Apr 7, 2014, 5:52 AM | Updated: 10:47 am
It’s spring and all baseball fans are filled with hope. Going by the numbers, Seattle Mariners fans might have more reason for hope than others.
The season started with three wins and Mariners fans would love to root for a winning team again. This could be the year, if you listen to a baseball fan with a mathematical formula for predicting winners.
Math professor Bruce Bukiet, at the New Jersey Institute of Technology, is a baseball junkie who applies the principles of math to a game obsessed with numbers. His formula takes every team’s starting nine and analyzes each player’s performance over recent years to calculate the likelihood that the team will score a certain number of runs in a game.

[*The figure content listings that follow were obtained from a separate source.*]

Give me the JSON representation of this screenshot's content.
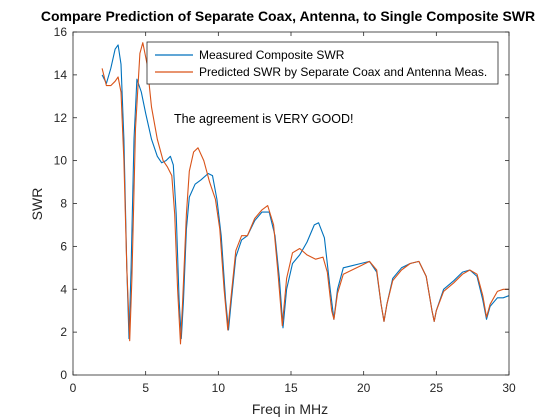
{
  "chart_data": {
    "type": "line",
    "title": "Compare Prediction of Separate Coax, Antenna, to Single Composite SWR",
    "xlabel": "Freq in MHz",
    "ylabel": "SWR",
    "xlim": [
      0,
      30
    ],
    "ylim": [
      0,
      16
    ],
    "xticks": [
      0,
      5,
      10,
      15,
      20,
      25,
      30
    ],
    "yticks": [
      0,
      2,
      4,
      6,
      8,
      10,
      12,
      14,
      16
    ],
    "grid": false,
    "legend_position": "top-right",
    "annotation": "The agreement is VERY GOOD!",
    "series": [
      {
        "name": "Measured Composite SWR",
        "color": "#0072BD",
        "points": [
          [
            2.0,
            14.0
          ],
          [
            2.3,
            13.6
          ],
          [
            2.6,
            14.3
          ],
          [
            2.9,
            15.2
          ],
          [
            3.1,
            15.4
          ],
          [
            3.3,
            14.5
          ],
          [
            3.5,
            11.0
          ],
          [
            3.7,
            5.0
          ],
          [
            3.85,
            1.7
          ],
          [
            4.0,
            5.0
          ],
          [
            4.2,
            11.0
          ],
          [
            4.4,
            13.8
          ],
          [
            4.7,
            13.2
          ],
          [
            5.0,
            12.2
          ],
          [
            5.4,
            11.0
          ],
          [
            5.8,
            10.2
          ],
          [
            6.1,
            9.9
          ],
          [
            6.4,
            10.0
          ],
          [
            6.7,
            10.2
          ],
          [
            6.9,
            9.8
          ],
          [
            7.1,
            7.5
          ],
          [
            7.3,
            3.5
          ],
          [
            7.45,
            1.7
          ],
          [
            7.6,
            3.5
          ],
          [
            7.8,
            6.8
          ],
          [
            8.0,
            8.3
          ],
          [
            8.4,
            8.9
          ],
          [
            8.8,
            9.1
          ],
          [
            9.3,
            9.4
          ],
          [
            9.6,
            9.3
          ],
          [
            9.9,
            8.2
          ],
          [
            10.2,
            6.5
          ],
          [
            10.5,
            3.5
          ],
          [
            10.7,
            2.1
          ],
          [
            10.9,
            3.5
          ],
          [
            11.2,
            5.5
          ],
          [
            11.6,
            6.3
          ],
          [
            12.0,
            6.5
          ],
          [
            12.5,
            7.2
          ],
          [
            13.0,
            7.6
          ],
          [
            13.5,
            7.6
          ],
          [
            13.9,
            6.5
          ],
          [
            14.2,
            4.5
          ],
          [
            14.45,
            2.2
          ],
          [
            14.7,
            4.0
          ],
          [
            15.1,
            5.2
          ],
          [
            15.6,
            5.6
          ],
          [
            16.1,
            6.2
          ],
          [
            16.6,
            7.0
          ],
          [
            16.9,
            7.1
          ],
          [
            17.3,
            6.4
          ],
          [
            17.7,
            4.0
          ],
          [
            17.95,
            2.6
          ],
          [
            18.2,
            4.0
          ],
          [
            18.6,
            5.0
          ],
          [
            19.2,
            5.1
          ],
          [
            19.8,
            5.2
          ],
          [
            20.4,
            5.3
          ],
          [
            20.9,
            4.8
          ],
          [
            21.2,
            3.3
          ],
          [
            21.4,
            2.5
          ],
          [
            21.6,
            3.3
          ],
          [
            22.0,
            4.5
          ],
          [
            22.6,
            5.0
          ],
          [
            23.2,
            5.2
          ],
          [
            23.8,
            5.3
          ],
          [
            24.3,
            4.6
          ],
          [
            24.7,
            3.0
          ],
          [
            24.85,
            2.5
          ],
          [
            25.0,
            3.0
          ],
          [
            25.5,
            4.0
          ],
          [
            26.2,
            4.4
          ],
          [
            26.8,
            4.8
          ],
          [
            27.3,
            4.9
          ],
          [
            27.8,
            4.6
          ],
          [
            28.2,
            3.5
          ],
          [
            28.45,
            2.6
          ],
          [
            28.7,
            3.2
          ],
          [
            29.2,
            3.6
          ],
          [
            29.6,
            3.6
          ],
          [
            30.0,
            3.7
          ]
        ]
      },
      {
        "name": "Predicted SWR by Separate Coax and Antenna Meas.",
        "color": "#D95319",
        "points": [
          [
            2.0,
            14.3
          ],
          [
            2.3,
            13.5
          ],
          [
            2.6,
            13.5
          ],
          [
            2.9,
            13.7
          ],
          [
            3.1,
            13.9
          ],
          [
            3.3,
            13.2
          ],
          [
            3.5,
            10.0
          ],
          [
            3.7,
            5.0
          ],
          [
            3.9,
            1.6
          ],
          [
            4.05,
            4.5
          ],
          [
            4.3,
            11.5
          ],
          [
            4.6,
            15.0
          ],
          [
            4.8,
            15.5
          ],
          [
            5.1,
            14.5
          ],
          [
            5.4,
            12.5
          ],
          [
            5.8,
            11.0
          ],
          [
            6.2,
            10.0
          ],
          [
            6.5,
            9.7
          ],
          [
            6.8,
            9.3
          ],
          [
            7.0,
            7.5
          ],
          [
            7.2,
            4.0
          ],
          [
            7.4,
            1.45
          ],
          [
            7.55,
            3.5
          ],
          [
            7.8,
            7.5
          ],
          [
            8.0,
            9.5
          ],
          [
            8.3,
            10.4
          ],
          [
            8.6,
            10.6
          ],
          [
            9.0,
            10.0
          ],
          [
            9.4,
            9.0
          ],
          [
            9.8,
            8.2
          ],
          [
            10.1,
            6.8
          ],
          [
            10.4,
            4.0
          ],
          [
            10.65,
            2.1
          ],
          [
            10.9,
            3.8
          ],
          [
            11.2,
            5.8
          ],
          [
            11.6,
            6.5
          ],
          [
            12.0,
            6.5
          ],
          [
            12.5,
            7.3
          ],
          [
            13.0,
            7.7
          ],
          [
            13.4,
            7.9
          ],
          [
            13.8,
            7.0
          ],
          [
            14.1,
            4.8
          ],
          [
            14.4,
            2.3
          ],
          [
            14.7,
            4.5
          ],
          [
            15.1,
            5.7
          ],
          [
            15.6,
            5.9
          ],
          [
            16.1,
            5.6
          ],
          [
            16.7,
            5.4
          ],
          [
            17.2,
            5.5
          ],
          [
            17.5,
            4.8
          ],
          [
            17.8,
            3.0
          ],
          [
            17.95,
            2.6
          ],
          [
            18.2,
            3.8
          ],
          [
            18.6,
            4.7
          ],
          [
            19.2,
            4.9
          ],
          [
            19.8,
            5.1
          ],
          [
            20.4,
            5.3
          ],
          [
            20.9,
            4.9
          ],
          [
            21.2,
            3.3
          ],
          [
            21.4,
            2.5
          ],
          [
            21.6,
            3.3
          ],
          [
            22.0,
            4.4
          ],
          [
            22.6,
            4.9
          ],
          [
            23.2,
            5.2
          ],
          [
            23.8,
            5.3
          ],
          [
            24.3,
            4.6
          ],
          [
            24.7,
            3.0
          ],
          [
            24.85,
            2.5
          ],
          [
            25.0,
            3.0
          ],
          [
            25.5,
            3.9
          ],
          [
            26.2,
            4.3
          ],
          [
            26.8,
            4.7
          ],
          [
            27.3,
            4.9
          ],
          [
            27.8,
            4.7
          ],
          [
            28.2,
            3.7
          ],
          [
            28.45,
            2.7
          ],
          [
            28.7,
            3.3
          ],
          [
            29.2,
            3.9
          ],
          [
            29.6,
            4.0
          ],
          [
            30.0,
            4.0
          ]
        ]
      }
    ]
  }
}
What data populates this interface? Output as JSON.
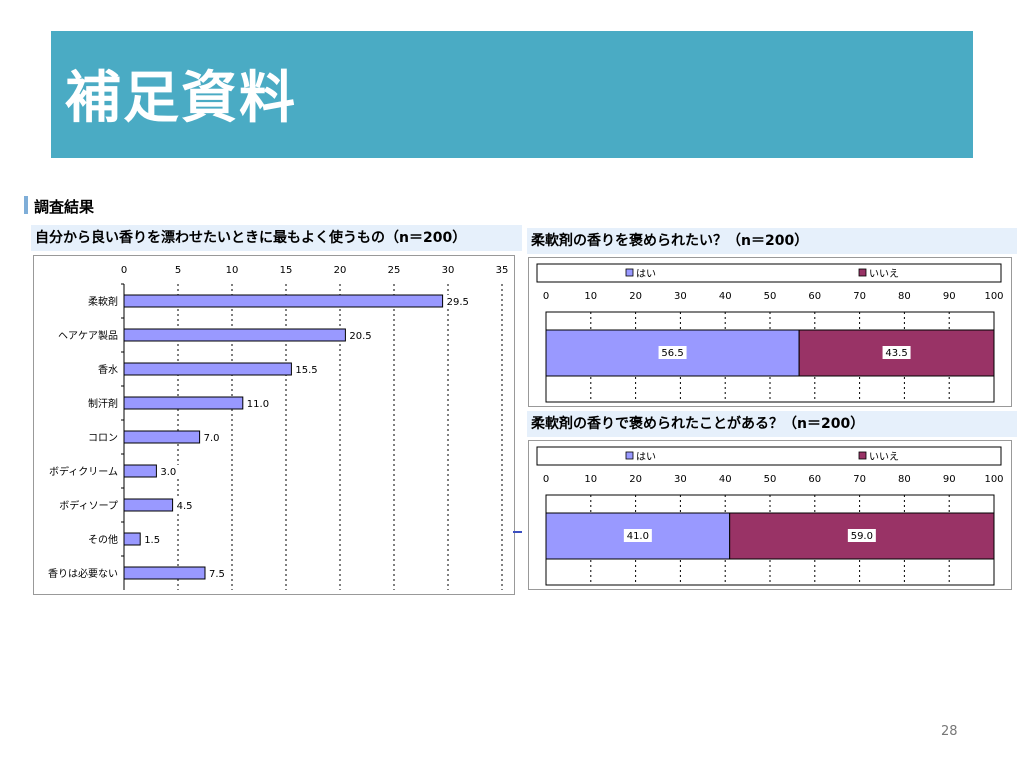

“Then if you compare that run distribution, how often a team gets zero, one, two, three runs against the opposing team, then you can figure out the probability of winning any game,” said Bukiet.
The Mariners have picked up a few players with recent injury issues and that’s a factor in Bukiet’s formula. Of course, he can’t factor in trades and injuries during the season.
Bukiet is a Mets fan so he knows long suffering. He eliminates hope and other subjective factors from his projections.
“I try not to factor in, well, maybe this guy will come back from his injury and play like he did a couple years ago, I just use what’s out there and try to be as objective as I can.”
His makes projections for the entire season and daily picks, too.
So, how will the Mariners do in 2014, based on Bukiet’s mathematical formula?
“I have them winning 87 games, trying for second place in the AL West with the Angels and just barely making the playoffs, edging out the Yankees and the Rays, so that would be a pretty nice turnaround from last year.”
Last year, Bukiet predicted the M’s would win 71 games in 2013. That’s exactly what happened.
“I compared my results with about 55 other so-called experts and I come up in about the top ten. I’ve won the baseballphd.net three of the last four years.”
However, Bukiet also picked the L.A. Angels to win the A.L. West last season and they flopped to a sub-.500 season.
Math is not a perfect science, said Bukiet. “That’s why they play the games.”